SCULPTURAL ACTIONS
My sculptures are not made just to be seen—they are meant to be touched, worn or manipulate, and often generate temporary social spaces, inviting participants into shared
experiences. People are always part of the artwork—they ‘act’.
Robert Storr describes this act of the spectator as follows: “like wandering onstage and picking up loose pages from a script, overhearing bits of recorded dialogue and trying to figure out what the setting is… and what actions might still be taken.” The idea of the public as a wondering actor has always intrigued me. I shape a stage where people can step in, respond, act, and animate the sculpture. It’s only in this in-between—between sculpture and actor—that poetics, meaning, and ultimately art can emerge.
But to act, in relation to art, can also mean something else.

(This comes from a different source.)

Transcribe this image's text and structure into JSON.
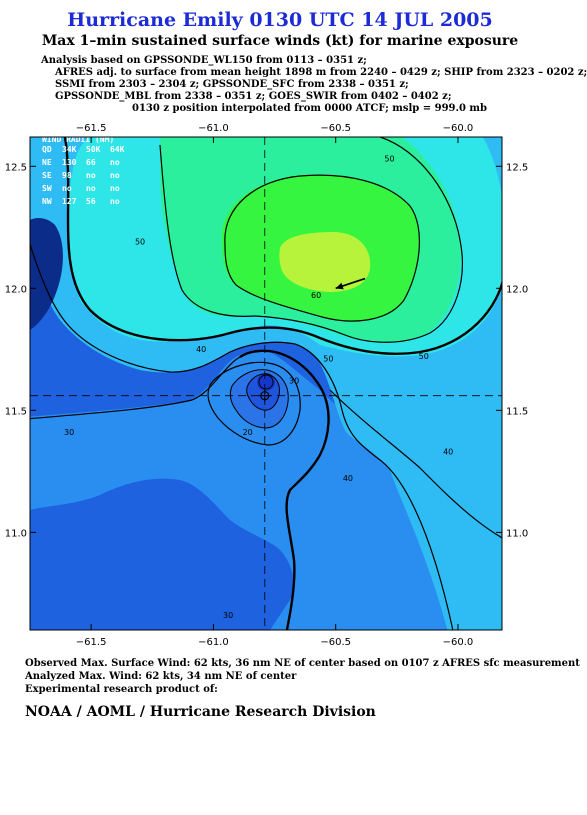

Mary Jane Jacob’s groundbreaking exhibition Culture in Action in Chicago (1993) took place in neighborhoods, not museums. The artworks were conceived with and by local residents.
Jacob sought art as a living, breathing practice—art that requires action, not just from the artist, but from real people: residents, neighbors, communities. “ ‘In action’ meant being alive—and claiming the right to participate in what shapes your own life” (p. 176). For Jacob, ‘to act’ refers to art as social practice—deeply rooted in real lives.
Sculptural Actions means both to me: allowing the public to become actors who activate the artwork and the social act of making art in and with the world, for everyone. Not for the betterment of everyone, but for the betterment of art. Because art becomes stronger when it’s confronted with reality. When it’s forced to transcend itself to other people, worlds and discourses.